Ingredients · 500 g sweet potatoes · 1 level teaspoon cayenne pepper, plus extra for sprinkling · 1 heaped teaspoon ground cumin, plus extra for sprinkling · 1 level teaspoon ground cinnamon, plus extra for sprinkling · olive oil · 1 onion · 2 mixed-colour peppers · 1 bunch of fresh coriander/cilantro (30g) · 2 fresh Thai Red Chilies

· 5 ml lemon/ lime juice

Method

1. Preheat the oven to 200˚C/400˚F 2. Peel and chop the sweet potatoes into bite-sized chunks, then place onto a baking tray.


3. Sprinkle a pinch each of cayenne, cumin, cinnamon, sea salt and black pepper, drizzle with oil then toss to coat. Roast for 45 minutes to 1 hour, or until golden and tender. 4. Peel and roughly chop the onion. Halve, deseed and roughly chop the peppers 5. Pick the coriander leaves, finely chopping the stalks. Deseed and finely chop the chillies.  6. Meanwhile, put 2 tablespoons of oil in a large pan over a medium-high heat, then add the onion, peppers and cook for 5 minutes, stirring regularly. 

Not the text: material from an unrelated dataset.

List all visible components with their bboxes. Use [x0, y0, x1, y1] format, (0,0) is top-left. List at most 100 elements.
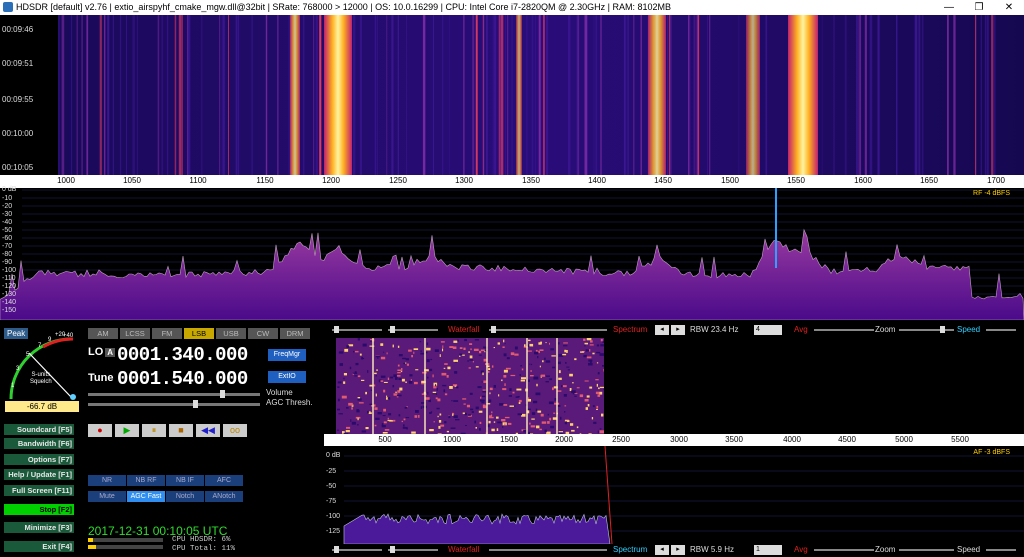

7. Add the coriander stalks, chillies and spices, and cook for a further 5 to 10 minutes, or until softened and starting to caramelise, stirring occasionally.



8. Add the beans with juice. Add in the tomatoes, breaking them up with the back of a spoon, then stir well. 9. Bring to the boil, then reduce the heat to medium-low for 25 to 30 minutes, or until thickened and reduced –add water if required



10. Add the roasted sweet potato to the chilli with most of the coriander leaves, then taste and adjust the seasoning, if needed. 11. Finish with lime or lemon juice, to taste, then sprinkle the remaining coriander. Delicious served with yoghurt or soured cream, guacamole and rice.